天色越來越黑,很快船兒便消失在黑暗中。玉明天嘆了口氣,默然垂下眼眸,低聲自語:“每次送別都在這裡……可我只能送你們走,無法跟隨。靈兒,靈兒……”
不知道過了多久,他才悲傷的回憶中清醒過來,看向蒼茫的大海。忽然,一盞紅色的琉璃風燈引起了他的注意。
那是……
他不敢相信的用力揉揉眼睛。黑色的海面上一艘小船如離弦之箭,循着花未央船隻的線路向前馳。
對於碧落島來說,琉璃是稀罕物,船上多用普通漁燈。能使用琉璃風燈的只有玉府!
“無暇?!”他失聲驚叫,腳下一個踉蹌,險些從懸崖上摔下去。
他的兒子竟然要出島!這,這……
他震驚的瞪大了眼睛,卻沒有條件反射性的派兵去陰止,而是就地坐下來,大口大口的喘息,胸臆有波濤在翻騰。
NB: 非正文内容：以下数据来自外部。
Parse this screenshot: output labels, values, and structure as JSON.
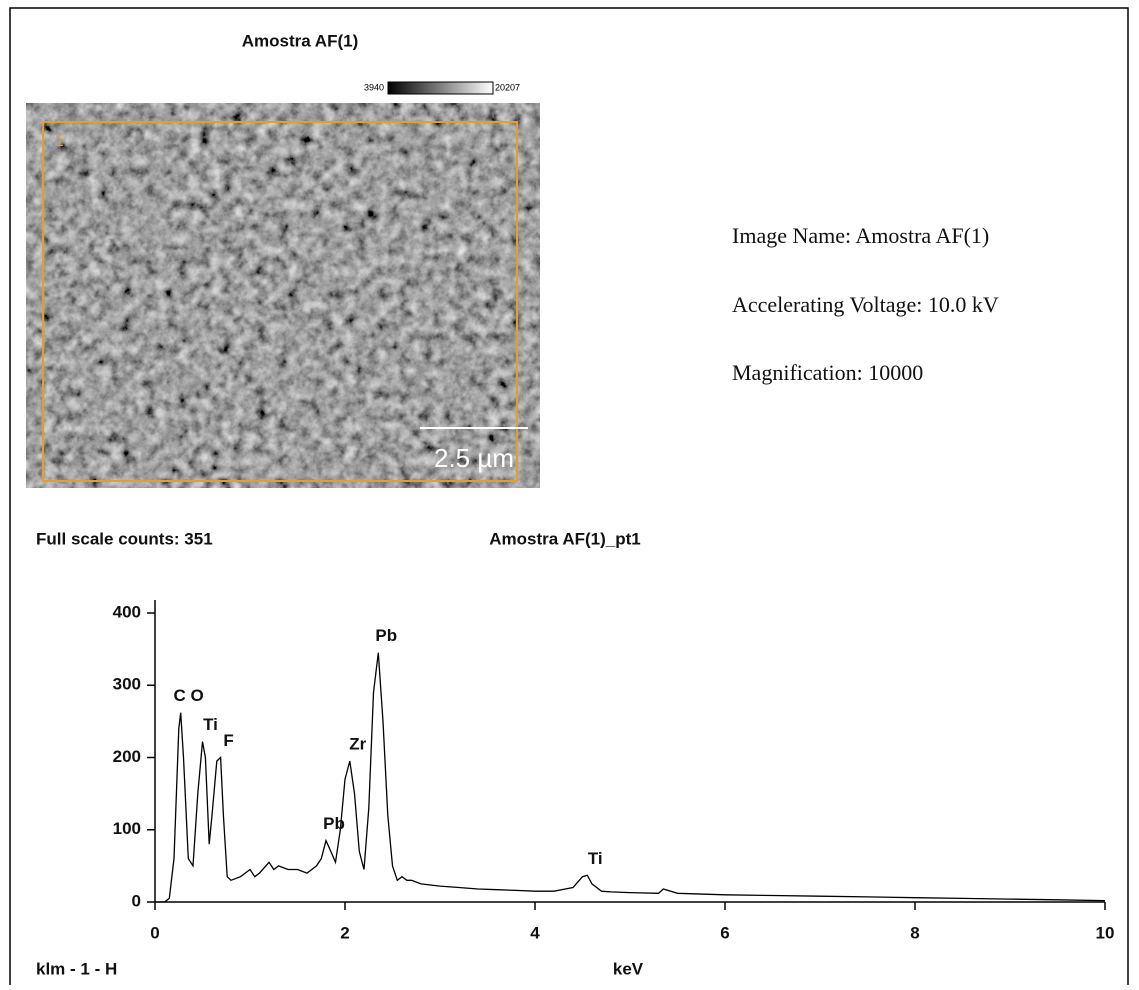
{
  "image_title": "Amostra AF(1)",
  "colorbar": {
    "min_label": "3940",
    "max_label": "20207"
  },
  "image_region": "1",
  "scale_bar": "2.5 µm",
  "info": [
    "Image Name: Amostra AF(1)",
    "Accelerating Voltage: 10.0 kV",
    "Magnification: 10000"
  ],
  "chart_data": {
    "type": "line",
    "header_left": "Full scale counts: 351",
    "title": "Amostra AF(1)_pt1",
    "footer_left": "klm - 1 - H",
    "x_label": "keV",
    "color": "#000000",
    "xlim": [
      0,
      10
    ],
    "xticks": [
      0,
      2,
      4,
      6,
      8,
      10
    ],
    "ylim": [
      0,
      400
    ],
    "yticks": [
      0,
      100,
      200,
      300,
      400
    ],
    "x": [
      0,
      0.1,
      0.15,
      0.2,
      0.25,
      0.27,
      0.3,
      0.35,
      0.4,
      0.45,
      0.5,
      0.53,
      0.57,
      0.6,
      0.65,
      0.69,
      0.72,
      0.76,
      0.8,
      0.9,
      1.0,
      1.05,
      1.1,
      1.2,
      1.25,
      1.3,
      1.4,
      1.5,
      1.6,
      1.7,
      1.75,
      1.8,
      1.85,
      1.9,
      1.95,
      2.0,
      2.05,
      2.1,
      2.15,
      2.2,
      2.25,
      2.3,
      2.35,
      2.4,
      2.45,
      2.5,
      2.55,
      2.6,
      2.65,
      2.7,
      2.8,
      3.0,
      3.2,
      3.4,
      3.6,
      3.8,
      4.0,
      4.2,
      4.4,
      4.5,
      4.55,
      4.6,
      4.7,
      4.8,
      5.0,
      5.3,
      5.35,
      5.5,
      6.0,
      6.5,
      7.0,
      7.5,
      8.0,
      8.5,
      9.0,
      9.5,
      10.0
    ],
    "values": [
      0,
      0,
      5,
      60,
      240,
      262,
      200,
      60,
      50,
      150,
      222,
      200,
      80,
      120,
      195,
      200,
      120,
      35,
      30,
      35,
      45,
      35,
      40,
      55,
      45,
      50,
      45,
      45,
      40,
      50,
      60,
      85,
      70,
      55,
      100,
      170,
      195,
      150,
      70,
      45,
      130,
      290,
      345,
      250,
      120,
      50,
      30,
      35,
      30,
      30,
      25,
      22,
      20,
      18,
      17,
      16,
      15,
      15,
      20,
      35,
      37,
      25,
      15,
      14,
      13,
      12,
      18,
      12,
      10,
      9,
      8,
      7,
      6,
      5,
      4,
      3,
      2
    ],
    "peaks": [
      {
        "label": "C O",
        "x": 0.27,
        "y": 262
      },
      {
        "label": "Ti",
        "x": 0.5,
        "y": 222
      },
      {
        "label": "F",
        "x": 0.69,
        "y": 200
      },
      {
        "label": "Pb",
        "x": 1.8,
        "y": 85
      },
      {
        "label": "Zr",
        "x": 2.05,
        "y": 195
      },
      {
        "label": "Pb",
        "x": 2.35,
        "y": 345
      },
      {
        "label": "Ti",
        "x": 4.55,
        "y": 37
      }
    ]
  }
}
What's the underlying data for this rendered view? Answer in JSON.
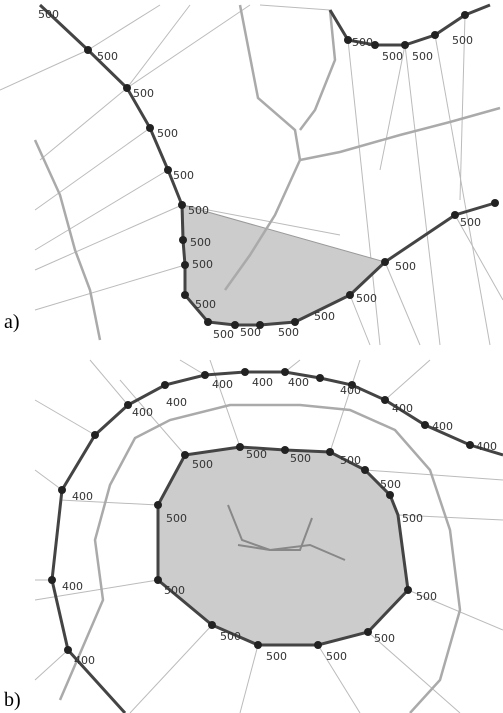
{
  "panels": [
    {
      "label": "a)",
      "node_labels": [
        "500",
        "500",
        "500",
        "500",
        "500",
        "500",
        "500",
        "500",
        "500",
        "500",
        "500",
        "500",
        "500",
        "500",
        "500",
        "500",
        "500",
        "500",
        "500",
        "500"
      ]
    },
    {
      "label": "b)",
      "node_labels": [
        "400",
        "400",
        "400",
        "400",
        "400",
        "400",
        "400",
        "400",
        "400",
        "400",
        "400",
        "400",
        "500",
        "500",
        "500",
        "500",
        "500",
        "500",
        "500",
        "500",
        "500",
        "500",
        "500",
        "500",
        "500"
      ]
    }
  ]
}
他這一生,也曾幾次站在這懸崖上,想着就此離開。但他最終還是沒有勇氣,坐了一夜還是回到玉府。可他的兒子卻沒有一絲徵兆的走了!這樣的勇氣……可嘉!
他爲兒子的壯舉而撼動,竟忘了考慮兒子離島後他該如何向島民們交待!
此時,他也沒有想到,兒子的壯舉會徹底改變碧落島的命運。多年以後,他駕着大船凱旋歸來,破除碧落島的禁令,鼓勵島民與中原開始往來,他卻已年邁,再無上陸地的興致。
他這一生,早已被禁固……
不知道過了多久,另一抹人影出現在懸崖上,長風獵獵,揚起他的衣袍。他負手遠眺海面,眼中滿是羨慕和不甘。是不語。他剛和玉無暇從璇璣島趕回來,得知花未央的船已走,玉無暇便直接追了上去。
想到他當時的表情,不語心中五味複雜。
玉無暇真的沒有一絲猶豫,直接把他趕下船就追了上去。說是去送藥,但他知道他不會再回來了。他將陪着花未央走出虹門,去往那個叫作“風雲大陸”的世界。因爲下船的時候他分明看到玉無暇眼中閃動着異樣的光芒——他渴望那個女子勝過一切!
其實他也渴望外面的世界,但他不能走。島上可以沒有少島主,還有島主,老島主,再不濟還一個玉素素。卻不能沒有醫生。島上最缺乏的就是醫生,所以百年來蘭溪谷都倍受人們尊敬。而他作爲蘭溪谷未來的谷主,島上最好的醫生,他的慈悲心不允許他任性。